Anantya ByteMe CTF Writeup Series: Ghosts Of The Realm
Welcome Back to the Official Write-Up Series of ByteMe CTF!
The OWASP PCCOE Student Chapter is diving into the shadows of digital storage. For our 7th write-up, we explore GHOSTS OF THE REALM, a challenge that focuses on the persistence of "deleted" data and the forensic value of database artifacts.
Category: Digital Forensics / Database Analysis
Difficulty: Medium
Author: Sharayu Kotkar
Theme: Game of Thrones / The Citadel Archives
Problem Statement
A raven once carried a message across the realm, but the Citadel’s records now show no trace of it. The archive appears intact and the messages ordinary yet in Westeros, things thought lost often leave shadows behind. Your task is to investigate these remnants and recover the message that refused to disappear.
Provided Files
The challenge provides three specific files:
chat.dbchat.db-walchat.db-shm
Investigation & Analysis
Step 1: Identifying the Artifacts
The .db extension identifies the main file as a SQLite database. However, the presence of the -wal and -shm files is the real clue. These indicate that the database is operating in Write-Ahead Logging (WAL) mode.
Why this matters:
WAL files contain recent writes and uncommitted transactions.
More importantly for us, they often contain remnants of deleted data that has not yet been "checkpointed" or overwritten in the main database file.

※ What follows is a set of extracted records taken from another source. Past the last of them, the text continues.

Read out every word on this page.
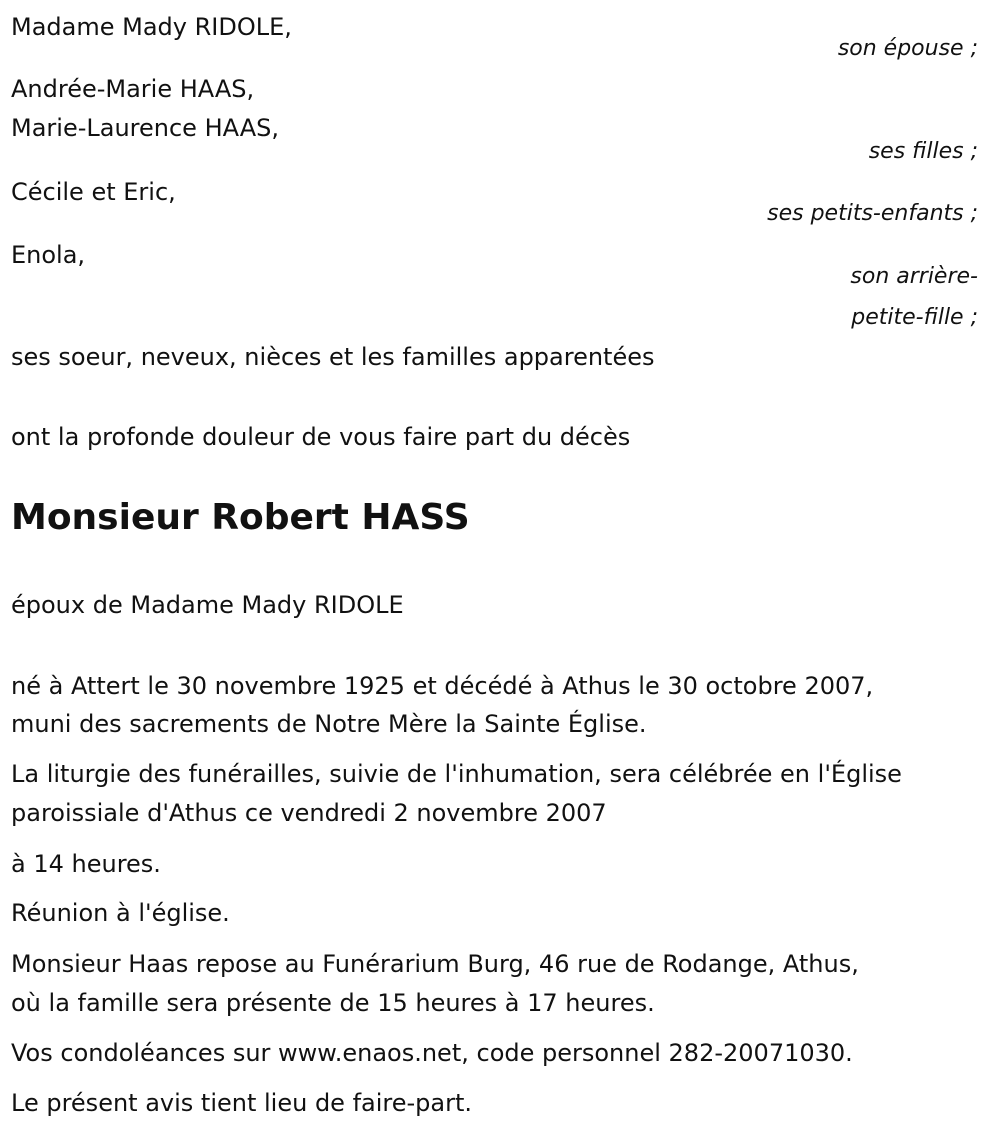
Madame Mady RIDOLE,
son épouse ;
Andrée-Marie HAAS,
Marie-Laurence HAAS,
ses filles ;
Cécile et Eric,
ses petits-enfants ;
Enola,
son arrière-
petite-fille ;
ses soeur, neveux, nièces et les familles apparentées
ont la profonde douleur de vous faire part du décès
Monsieur Robert HASS
époux de Madame Mady RIDOLE
né à Attert le 30 novembre 1925 et décédé à Athus le 30 octobre 2007,
muni des sacrements de Notre Mère la Sainte Église.
La liturgie des funérailles, suivie de l'inhumation, sera célébrée en l'Église
paroissiale d'Athus ce vendredi 2 novembre 2007
à 14 heures.
Réunion à l'église.
Monsieur Haas repose au Funérarium Burg, 46 rue de Rodange, Athus,
où la famille sera présente de 15 heures à 17 heures.
Vos condoléances sur www.enaos.net, code personnel 282-20071030.
Le présent avis tient lieu de faire-part.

Step 2: Inspecting the "Official" Records
We open the database to see what the Citadel wants us to see:
sqlite3 chat.db
sqlite> .tables
sqlite> SELECT * FROM messages;
The output displays several mundane chat messages. No secrets, no flags. This confirms that the message we are looking for is no longer part of the "active" database state.
Step 3: Hunting the Shadows
Since the data isn't in the primary table, we shift our focus to the WAL file. Because these logs are binary, a standard text editor won't help, but the strings utility is perfect for extracting human-readable sequences from binary blobs.
Running the command:
strings chat.db-wal
Hidden among the binary noise, a suspicious string appears:
Qnl0ZU1le2xvc3RfbWVzc2FnZXNfbmV2ZXJfZGllfQ==
Step 4: Decoding the Message
The trailing == is a classic indicator of Base64 encoding. We can decode this via the terminal:
echo Qnl0ZU1le2xvc3RfbWVzc2FnZXNfbmV2ZXJfZGllfQ== | base64 --decode
Decoded Output: ByteMe{lost_messages_never_die}
Final Answer (Flag)
Flag:
ByteMe{lost_messages_never_die}
Key Takeaways
Data Persistence: Deleting a row in a database doesn't immediately scrub the bits from the disk.
Auxiliary Files: In forensics, the "sidecar" files (like
-waland-journal) are often more valuable than the primary file.Simplicity Wins: Never underestimate basic tools like
strings. They can often bypass complex structures to find the raw data hidden within.
In the Citadel, as in security, the archives never truly forget.